Ce livre de 348 pages publié aux éditions Galilée en 2000 est la réécriture d'un essai dont la première version datée de 1992, a été traduite en anglais et publiée en 1993 comme introduction à un numéro spécial sur J-L Nancy, dans Paragraph, A Journal of Modern Critical Theory, sous le titre "On the Work of Jean-Luc Nancy", Ed P. Kamuf. Cette première version est donc antérieure à la publication des ouvrages de Nancy axés explicitement sur le toucher. Derrida intégrera ensuite, dans la version finale, des modifications qui tiennent compte de ces textes.

L'ouvrage est organisé autour de cinq "tangentes" qui croisent les pensées canoniques du toucher. Outre Jean-Luc Nancy, qualifié de "plus grand penseur du toucher de tous les temps" (p14) (principaux textes étudiés : Ego Sum (1979), L'expérience de la liberté (1988), Corpus (1992), Le sens du monde (1993), Les Muses (1994), Etre singulier pluriel (1996)), c'est l'occasion de travailler sur les textes d'Aristote, Lévinas, Merleau-Ponty, Maine de Biran.

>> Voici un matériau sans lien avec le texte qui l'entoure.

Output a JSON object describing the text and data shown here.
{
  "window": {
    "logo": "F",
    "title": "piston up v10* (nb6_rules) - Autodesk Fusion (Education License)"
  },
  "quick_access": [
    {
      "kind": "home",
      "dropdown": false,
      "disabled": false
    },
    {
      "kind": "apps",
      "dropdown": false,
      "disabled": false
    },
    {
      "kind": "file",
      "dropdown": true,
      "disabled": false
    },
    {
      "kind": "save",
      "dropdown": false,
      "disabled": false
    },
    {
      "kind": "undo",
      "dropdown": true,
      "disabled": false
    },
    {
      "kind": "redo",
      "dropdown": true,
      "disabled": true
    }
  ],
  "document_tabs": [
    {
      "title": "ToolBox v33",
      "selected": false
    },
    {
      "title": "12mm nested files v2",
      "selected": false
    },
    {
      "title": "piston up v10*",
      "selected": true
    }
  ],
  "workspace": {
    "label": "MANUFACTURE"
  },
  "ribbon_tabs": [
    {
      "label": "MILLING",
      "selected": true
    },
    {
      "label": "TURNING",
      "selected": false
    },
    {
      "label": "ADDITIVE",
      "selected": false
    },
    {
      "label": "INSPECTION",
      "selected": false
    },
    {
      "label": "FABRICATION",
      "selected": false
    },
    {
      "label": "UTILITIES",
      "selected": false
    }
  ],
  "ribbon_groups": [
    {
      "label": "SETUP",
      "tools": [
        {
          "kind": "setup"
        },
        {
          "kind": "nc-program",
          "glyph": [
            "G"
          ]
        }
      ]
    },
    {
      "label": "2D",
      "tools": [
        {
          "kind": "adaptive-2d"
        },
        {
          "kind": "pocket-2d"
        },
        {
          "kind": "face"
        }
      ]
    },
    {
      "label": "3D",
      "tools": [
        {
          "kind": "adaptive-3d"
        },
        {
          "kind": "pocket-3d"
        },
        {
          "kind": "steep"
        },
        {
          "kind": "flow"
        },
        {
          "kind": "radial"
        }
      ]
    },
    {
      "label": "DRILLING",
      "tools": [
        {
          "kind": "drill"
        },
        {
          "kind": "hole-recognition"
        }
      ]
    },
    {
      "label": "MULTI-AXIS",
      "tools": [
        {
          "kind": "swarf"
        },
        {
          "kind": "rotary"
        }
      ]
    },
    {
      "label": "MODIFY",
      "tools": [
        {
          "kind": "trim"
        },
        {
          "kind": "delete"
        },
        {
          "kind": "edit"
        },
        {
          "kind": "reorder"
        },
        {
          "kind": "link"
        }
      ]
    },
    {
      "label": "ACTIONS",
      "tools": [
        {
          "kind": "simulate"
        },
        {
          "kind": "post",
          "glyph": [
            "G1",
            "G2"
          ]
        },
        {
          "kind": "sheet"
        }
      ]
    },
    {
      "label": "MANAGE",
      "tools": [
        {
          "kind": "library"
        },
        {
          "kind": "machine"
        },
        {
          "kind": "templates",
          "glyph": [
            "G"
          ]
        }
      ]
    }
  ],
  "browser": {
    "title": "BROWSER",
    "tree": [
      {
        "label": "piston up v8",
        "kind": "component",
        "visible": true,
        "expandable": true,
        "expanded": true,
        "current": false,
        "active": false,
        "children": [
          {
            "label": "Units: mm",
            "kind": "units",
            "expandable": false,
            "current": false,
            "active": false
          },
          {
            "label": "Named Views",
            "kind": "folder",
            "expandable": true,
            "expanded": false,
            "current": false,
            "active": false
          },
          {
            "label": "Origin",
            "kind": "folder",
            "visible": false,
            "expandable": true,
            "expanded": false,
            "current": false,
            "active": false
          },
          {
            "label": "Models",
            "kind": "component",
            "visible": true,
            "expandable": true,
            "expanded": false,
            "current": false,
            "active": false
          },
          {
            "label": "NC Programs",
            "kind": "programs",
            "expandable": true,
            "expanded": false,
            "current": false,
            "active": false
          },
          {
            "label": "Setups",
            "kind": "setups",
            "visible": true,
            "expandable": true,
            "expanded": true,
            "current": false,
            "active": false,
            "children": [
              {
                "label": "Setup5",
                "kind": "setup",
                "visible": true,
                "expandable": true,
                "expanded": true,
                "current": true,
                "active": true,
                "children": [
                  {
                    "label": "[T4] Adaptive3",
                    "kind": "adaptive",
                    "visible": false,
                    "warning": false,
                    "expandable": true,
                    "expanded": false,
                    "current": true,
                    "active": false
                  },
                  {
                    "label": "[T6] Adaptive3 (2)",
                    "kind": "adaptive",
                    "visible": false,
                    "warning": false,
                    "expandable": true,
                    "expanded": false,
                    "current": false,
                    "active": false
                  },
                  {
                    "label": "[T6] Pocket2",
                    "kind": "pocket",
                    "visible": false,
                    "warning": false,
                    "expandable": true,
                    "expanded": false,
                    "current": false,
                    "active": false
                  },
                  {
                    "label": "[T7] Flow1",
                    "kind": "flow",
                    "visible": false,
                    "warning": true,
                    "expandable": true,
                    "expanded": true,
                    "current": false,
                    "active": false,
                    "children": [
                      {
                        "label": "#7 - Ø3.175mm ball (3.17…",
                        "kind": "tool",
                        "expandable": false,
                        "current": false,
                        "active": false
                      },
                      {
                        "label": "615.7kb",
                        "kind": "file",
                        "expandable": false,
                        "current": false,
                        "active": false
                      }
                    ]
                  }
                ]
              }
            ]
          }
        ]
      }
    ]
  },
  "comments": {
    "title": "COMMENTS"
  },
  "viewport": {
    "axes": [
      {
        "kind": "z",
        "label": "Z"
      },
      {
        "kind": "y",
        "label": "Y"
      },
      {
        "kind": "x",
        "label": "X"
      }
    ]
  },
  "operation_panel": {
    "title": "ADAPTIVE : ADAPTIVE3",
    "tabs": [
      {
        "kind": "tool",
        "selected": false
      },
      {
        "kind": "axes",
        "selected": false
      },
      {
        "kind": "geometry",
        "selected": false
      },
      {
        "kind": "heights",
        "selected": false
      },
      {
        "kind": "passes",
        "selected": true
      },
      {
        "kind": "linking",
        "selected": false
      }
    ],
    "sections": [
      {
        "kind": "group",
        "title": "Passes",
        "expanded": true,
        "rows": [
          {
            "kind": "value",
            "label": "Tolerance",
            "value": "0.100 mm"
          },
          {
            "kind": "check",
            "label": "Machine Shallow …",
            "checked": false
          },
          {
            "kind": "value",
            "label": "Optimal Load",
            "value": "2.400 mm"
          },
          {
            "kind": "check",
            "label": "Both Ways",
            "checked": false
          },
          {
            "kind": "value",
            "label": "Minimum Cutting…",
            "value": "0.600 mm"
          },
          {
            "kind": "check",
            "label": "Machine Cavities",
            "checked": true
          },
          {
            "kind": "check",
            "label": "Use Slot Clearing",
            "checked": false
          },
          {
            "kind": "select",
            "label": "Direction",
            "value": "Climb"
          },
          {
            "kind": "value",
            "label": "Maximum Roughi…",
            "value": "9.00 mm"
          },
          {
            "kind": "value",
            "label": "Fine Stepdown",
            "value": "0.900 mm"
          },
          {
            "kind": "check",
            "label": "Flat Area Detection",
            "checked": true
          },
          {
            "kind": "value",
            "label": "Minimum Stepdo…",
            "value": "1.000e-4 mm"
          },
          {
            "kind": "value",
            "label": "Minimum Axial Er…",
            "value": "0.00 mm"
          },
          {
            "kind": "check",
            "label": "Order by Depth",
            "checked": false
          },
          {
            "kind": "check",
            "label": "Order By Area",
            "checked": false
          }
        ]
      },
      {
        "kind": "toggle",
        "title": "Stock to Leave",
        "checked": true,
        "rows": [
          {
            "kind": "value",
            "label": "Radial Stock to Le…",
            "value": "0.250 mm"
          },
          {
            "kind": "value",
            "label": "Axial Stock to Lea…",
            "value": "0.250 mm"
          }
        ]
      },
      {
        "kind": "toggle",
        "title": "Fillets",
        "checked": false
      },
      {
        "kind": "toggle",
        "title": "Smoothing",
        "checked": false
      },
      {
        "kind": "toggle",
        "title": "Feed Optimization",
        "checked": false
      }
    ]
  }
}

Des planches de Simon Hantaï, dites "travaux de lecture", sont intercalées dans ce livre. Jean-Luc Nancy raconte l'histoire de ces planches dans son introduction à La connaissance des textes, où sa correspondance avec Hantaï est publiée, avec une lettre de Jacques Derrida en date du 5 février 2001, adressée à ces deux auteurs. Les planches sont composées de textes de Derrida et de Nancy, copiés l'un sur l'autre "interminablement, jusqu'à l'illisibilité". Hantaï a mis en contact, matériellement, les deux écritures.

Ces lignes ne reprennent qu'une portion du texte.